これまでに造影剤による副作用の症状が出たことのある人、喘息やアレルギーがある人、糖尿病の薬を飲んでいる人、腎機能が悪い人、授乳中の人は、造影剤の使用に注意が必要な場合がありますので、主治医や担当医に伝えてください。
4.検査の特徴
CT検査は、5~15分程度の検査時間で、広範囲な画像を細かく撮影することができます。
5.検査を行う主ながん
CT検査は、血液のがんも含めて、ほぼすべてのがんで検査することがあります。
6.Q&A
-
Q1CT検査による被ばくが心配です。体への影響はありませんか?何度撮っても大丈夫なのでしょうか?

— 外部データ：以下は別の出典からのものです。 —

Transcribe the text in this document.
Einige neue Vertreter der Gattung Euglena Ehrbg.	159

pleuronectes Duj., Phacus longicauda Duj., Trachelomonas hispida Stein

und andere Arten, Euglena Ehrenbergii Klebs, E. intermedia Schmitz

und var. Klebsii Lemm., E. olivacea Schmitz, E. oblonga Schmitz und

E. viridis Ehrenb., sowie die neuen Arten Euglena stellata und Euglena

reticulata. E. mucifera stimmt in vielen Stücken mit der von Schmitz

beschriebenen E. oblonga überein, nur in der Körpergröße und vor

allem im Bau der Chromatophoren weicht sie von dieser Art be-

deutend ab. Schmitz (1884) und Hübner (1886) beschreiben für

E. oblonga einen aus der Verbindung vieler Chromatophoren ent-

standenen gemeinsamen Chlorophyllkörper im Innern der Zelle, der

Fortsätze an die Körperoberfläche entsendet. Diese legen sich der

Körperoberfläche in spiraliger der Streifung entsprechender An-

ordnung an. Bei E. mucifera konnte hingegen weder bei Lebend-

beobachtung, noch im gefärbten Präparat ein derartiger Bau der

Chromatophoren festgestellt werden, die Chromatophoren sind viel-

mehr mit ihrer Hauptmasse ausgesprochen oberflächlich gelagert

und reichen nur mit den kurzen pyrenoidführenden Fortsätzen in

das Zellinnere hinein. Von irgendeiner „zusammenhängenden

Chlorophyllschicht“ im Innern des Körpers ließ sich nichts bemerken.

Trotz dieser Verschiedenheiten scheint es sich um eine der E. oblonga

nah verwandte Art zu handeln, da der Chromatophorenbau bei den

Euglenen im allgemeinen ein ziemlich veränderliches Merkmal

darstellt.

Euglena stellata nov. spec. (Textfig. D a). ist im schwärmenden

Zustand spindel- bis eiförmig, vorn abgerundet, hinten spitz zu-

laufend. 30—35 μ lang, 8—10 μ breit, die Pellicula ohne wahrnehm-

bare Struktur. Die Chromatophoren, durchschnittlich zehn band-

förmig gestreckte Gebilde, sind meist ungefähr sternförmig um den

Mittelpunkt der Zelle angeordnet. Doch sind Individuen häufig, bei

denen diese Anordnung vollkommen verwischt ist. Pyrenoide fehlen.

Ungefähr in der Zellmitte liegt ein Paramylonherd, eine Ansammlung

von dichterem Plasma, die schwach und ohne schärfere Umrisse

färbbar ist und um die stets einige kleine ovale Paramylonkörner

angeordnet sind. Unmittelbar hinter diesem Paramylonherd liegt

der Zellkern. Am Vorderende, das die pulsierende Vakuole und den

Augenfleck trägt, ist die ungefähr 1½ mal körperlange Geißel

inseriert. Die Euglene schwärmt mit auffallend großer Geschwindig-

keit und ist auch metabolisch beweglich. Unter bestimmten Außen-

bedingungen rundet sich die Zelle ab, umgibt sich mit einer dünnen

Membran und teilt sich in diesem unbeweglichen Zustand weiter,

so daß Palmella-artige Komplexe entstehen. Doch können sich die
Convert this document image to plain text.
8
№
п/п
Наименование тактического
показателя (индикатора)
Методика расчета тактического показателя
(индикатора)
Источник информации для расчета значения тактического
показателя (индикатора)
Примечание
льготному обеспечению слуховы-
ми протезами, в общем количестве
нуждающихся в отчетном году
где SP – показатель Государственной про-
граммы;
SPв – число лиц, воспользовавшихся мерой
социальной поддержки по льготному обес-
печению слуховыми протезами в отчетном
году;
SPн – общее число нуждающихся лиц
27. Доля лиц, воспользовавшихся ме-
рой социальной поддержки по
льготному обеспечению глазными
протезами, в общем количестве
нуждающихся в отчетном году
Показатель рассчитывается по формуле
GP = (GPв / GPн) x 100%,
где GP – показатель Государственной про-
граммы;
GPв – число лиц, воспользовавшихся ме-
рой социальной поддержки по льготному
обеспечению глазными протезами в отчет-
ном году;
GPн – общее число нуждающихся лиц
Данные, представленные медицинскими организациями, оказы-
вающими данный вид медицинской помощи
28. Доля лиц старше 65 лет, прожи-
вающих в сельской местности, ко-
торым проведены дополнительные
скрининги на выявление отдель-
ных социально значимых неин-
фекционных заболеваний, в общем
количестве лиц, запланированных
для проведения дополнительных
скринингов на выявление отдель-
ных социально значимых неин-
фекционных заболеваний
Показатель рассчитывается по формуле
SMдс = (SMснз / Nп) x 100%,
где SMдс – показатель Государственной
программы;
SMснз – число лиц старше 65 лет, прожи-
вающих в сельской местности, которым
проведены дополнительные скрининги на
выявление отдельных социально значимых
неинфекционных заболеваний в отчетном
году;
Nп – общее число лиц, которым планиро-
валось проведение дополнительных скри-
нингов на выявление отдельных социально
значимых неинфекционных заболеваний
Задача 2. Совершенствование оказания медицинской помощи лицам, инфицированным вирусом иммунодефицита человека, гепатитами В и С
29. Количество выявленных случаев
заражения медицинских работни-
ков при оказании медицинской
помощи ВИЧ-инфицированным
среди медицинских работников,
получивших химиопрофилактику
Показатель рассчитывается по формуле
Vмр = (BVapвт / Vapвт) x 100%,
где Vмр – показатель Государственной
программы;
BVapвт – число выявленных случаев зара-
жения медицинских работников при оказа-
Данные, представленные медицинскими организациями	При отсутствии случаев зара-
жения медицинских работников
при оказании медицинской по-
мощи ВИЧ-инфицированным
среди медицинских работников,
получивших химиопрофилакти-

A11回のCT検査で受ける放射線量は5~30mSv程度です。
※Svとは、放射線が人間にあたったときにどれだけ健康に影響があるかを評価するために使う単位です。通常、人の健康に影響することが確認されている放射線量は100mSv以上です。
放射線による被ばくが心配になるかもしれませんが、日常生活の中でも身の回りに存在する放射線を受けています。例えば、東京からニューヨークまで飛行機を利用すると、0.11~0.16mSvの放射線を受けます。また、日本においては、1年間の日常生活の中で受ける放射線の線量は平均2.1mSvといわれています。
不要な検査を繰り返すことはよくありませんが、医師が必要と判断した場合には検査を行い、がんの発見や治療の効果を確認することが大切です。ただし、妊娠している人、妊娠している可能性のある人は、胎児が放射線の影響を受けやすいため、必ず医師に伝えて相談してください。